OBAMA AND THE BANKERS… Hello all, and thanks to Steve for the opportunity to fill in. Because he is more machine than man it takes two of us to do so. Anyway, let’s get to it.
President Obama met with the nation’s top bankers yesterday, and I think “jovial” would best describe the atmosphere, at least from press reports. The White House has calmed their rhetoric toward Wall Street of late, and after the meeting the bank CEOs were all smiles. They even might do us all the favor of keeping taxpayer money, which is awful nice of them.
Obama apparently did impress upon them the need to curb their excesses, at least in public.
Sitting at the center of a round table in the state dining room, Mr. Obama spoke firmly about how there had been a “cultural shift” regarding executive bonuses and Wall Street pay. He said that Americans had a right to be angry. “The anger is real,” the president said, according to people who attended the meeting. “The industry needs to show that they get it on the compensation issue.”
“Excess is out of fashion,” Mr. Obama added, noting that pay must be linked to performance.
The bankers nodded, but made no firm commitments.
As to any real change in compensation rules, I’m not from Missouri but they’ll have to show me.
But I agree with Moe Tkacik that JP Morgan CEO Jamie Dimon might have offered a bit too much truth in the post-meeting press scrum:
“One of the main root causes [of the crisis], and this has been going on for a long time, was the huge trade and global financing imbalances which fueled very low rates and excess consumption, and over a long period of time I do not believe you can run those kind of trade deficits…”
Dimon was getting at one of the root structural causes of the current crisis — America takes, the world (China especially) makes, an unsustainable situation sustained above all by an increasingly usurous financial services industry. As the CEO of PNC Financial Services just pointed out, banking is the biggest sector of the American economy — and it’s been to the detriment of everything else.

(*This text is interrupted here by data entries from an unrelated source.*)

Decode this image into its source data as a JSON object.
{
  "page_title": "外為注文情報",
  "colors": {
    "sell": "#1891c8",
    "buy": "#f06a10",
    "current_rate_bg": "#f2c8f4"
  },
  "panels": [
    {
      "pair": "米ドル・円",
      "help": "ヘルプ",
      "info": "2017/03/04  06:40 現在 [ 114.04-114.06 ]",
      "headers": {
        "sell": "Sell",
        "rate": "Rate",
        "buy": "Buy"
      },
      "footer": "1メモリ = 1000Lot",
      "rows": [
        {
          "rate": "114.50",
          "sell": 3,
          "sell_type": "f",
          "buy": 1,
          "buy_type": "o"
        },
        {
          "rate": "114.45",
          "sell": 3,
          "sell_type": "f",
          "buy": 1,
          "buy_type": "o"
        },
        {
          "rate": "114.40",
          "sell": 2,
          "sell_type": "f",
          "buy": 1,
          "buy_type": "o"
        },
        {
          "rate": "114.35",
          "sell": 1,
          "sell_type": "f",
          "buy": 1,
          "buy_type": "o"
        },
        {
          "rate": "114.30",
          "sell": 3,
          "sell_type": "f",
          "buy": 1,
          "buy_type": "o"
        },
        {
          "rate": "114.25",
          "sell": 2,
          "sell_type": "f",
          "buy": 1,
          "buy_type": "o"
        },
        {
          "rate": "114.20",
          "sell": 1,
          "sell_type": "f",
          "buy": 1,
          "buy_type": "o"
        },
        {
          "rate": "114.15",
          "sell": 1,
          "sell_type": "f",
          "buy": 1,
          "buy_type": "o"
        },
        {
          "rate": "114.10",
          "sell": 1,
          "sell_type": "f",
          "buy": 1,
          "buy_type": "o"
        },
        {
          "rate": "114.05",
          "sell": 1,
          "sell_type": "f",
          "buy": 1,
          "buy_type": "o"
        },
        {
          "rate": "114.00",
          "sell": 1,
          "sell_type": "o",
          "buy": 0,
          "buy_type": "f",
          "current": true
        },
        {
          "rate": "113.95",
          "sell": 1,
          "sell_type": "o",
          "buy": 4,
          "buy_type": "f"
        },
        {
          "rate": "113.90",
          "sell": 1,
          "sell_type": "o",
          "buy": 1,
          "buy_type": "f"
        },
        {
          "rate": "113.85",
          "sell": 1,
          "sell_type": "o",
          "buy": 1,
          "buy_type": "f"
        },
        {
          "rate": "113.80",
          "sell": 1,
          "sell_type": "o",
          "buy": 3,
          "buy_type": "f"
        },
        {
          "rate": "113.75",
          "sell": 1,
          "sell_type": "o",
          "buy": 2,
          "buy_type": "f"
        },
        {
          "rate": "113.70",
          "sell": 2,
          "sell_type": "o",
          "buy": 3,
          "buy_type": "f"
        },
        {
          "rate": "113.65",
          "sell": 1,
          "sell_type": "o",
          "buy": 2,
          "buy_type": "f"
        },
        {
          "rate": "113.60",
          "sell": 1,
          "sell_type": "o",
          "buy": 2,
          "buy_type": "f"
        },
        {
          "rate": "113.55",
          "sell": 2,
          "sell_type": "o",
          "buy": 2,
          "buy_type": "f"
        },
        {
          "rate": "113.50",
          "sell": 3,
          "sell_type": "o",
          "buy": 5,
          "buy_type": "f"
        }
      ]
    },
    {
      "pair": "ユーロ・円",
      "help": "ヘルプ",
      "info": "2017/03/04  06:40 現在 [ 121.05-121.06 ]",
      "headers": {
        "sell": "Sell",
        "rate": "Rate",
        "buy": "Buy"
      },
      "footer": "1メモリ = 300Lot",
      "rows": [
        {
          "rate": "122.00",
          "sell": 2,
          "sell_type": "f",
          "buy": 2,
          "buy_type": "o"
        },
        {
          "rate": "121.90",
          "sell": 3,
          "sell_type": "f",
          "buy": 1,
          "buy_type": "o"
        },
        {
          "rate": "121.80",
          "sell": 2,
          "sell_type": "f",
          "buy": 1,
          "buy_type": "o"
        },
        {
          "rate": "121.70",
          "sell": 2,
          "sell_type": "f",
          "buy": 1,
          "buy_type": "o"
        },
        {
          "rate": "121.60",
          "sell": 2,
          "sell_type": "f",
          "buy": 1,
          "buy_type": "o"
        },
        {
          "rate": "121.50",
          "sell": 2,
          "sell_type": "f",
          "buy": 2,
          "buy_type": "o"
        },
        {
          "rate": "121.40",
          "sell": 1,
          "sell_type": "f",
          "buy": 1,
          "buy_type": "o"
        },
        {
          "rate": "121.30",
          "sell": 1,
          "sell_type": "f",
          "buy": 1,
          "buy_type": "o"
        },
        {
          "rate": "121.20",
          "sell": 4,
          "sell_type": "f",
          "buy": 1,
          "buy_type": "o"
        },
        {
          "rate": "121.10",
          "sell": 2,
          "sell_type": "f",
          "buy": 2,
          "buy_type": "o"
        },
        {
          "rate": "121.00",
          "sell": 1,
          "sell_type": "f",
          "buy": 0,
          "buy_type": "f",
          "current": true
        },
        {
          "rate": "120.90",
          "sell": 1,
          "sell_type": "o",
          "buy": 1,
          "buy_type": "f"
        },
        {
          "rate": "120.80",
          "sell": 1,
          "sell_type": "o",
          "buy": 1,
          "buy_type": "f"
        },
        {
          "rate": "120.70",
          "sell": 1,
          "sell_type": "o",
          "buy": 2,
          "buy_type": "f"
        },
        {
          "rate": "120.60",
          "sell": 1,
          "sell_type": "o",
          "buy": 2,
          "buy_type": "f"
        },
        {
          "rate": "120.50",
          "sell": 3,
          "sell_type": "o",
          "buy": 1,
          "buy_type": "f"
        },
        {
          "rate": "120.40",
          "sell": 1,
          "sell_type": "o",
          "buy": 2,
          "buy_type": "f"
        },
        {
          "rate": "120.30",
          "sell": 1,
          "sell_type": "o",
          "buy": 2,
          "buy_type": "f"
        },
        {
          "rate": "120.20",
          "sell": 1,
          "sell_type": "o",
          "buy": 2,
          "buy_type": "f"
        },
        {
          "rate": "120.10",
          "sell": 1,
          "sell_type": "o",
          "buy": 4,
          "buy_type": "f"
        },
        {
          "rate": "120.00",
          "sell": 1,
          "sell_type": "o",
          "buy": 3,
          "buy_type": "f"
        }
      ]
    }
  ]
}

…it was precisely Wall Street and corporate America that relentlessly lobbied the government over that very long period of time to enable those gaping imbalances to gape ever wider. What both Barack Obama and Jamie Dimon implicitly understand is that publicly traded corporations are not engineered to look out for their long-term interests. By allowing the financial sector to bloat “too big to fail”, the country lost the kind of industries that are too vital to fail — which is to say, manufacturing.
This is the point that my father, he of the 40 years in the textile industry, has made repeatedly to me since he lobbied Congress to save his industry – in 1979, mind you. A society that loses its industrial base at the expense of, in this case, the financial services sector, puts itself in great peril. The size and the increasingly lucrative nature of an overgrown financial sector combined with the desire for perpetual growth creates just the kind of bubble-based economy, and dangerous aftermath, that we see today.
I don’t think Dimon was actually calling for the shrinking of his own industry, but that was the effect, at least on me.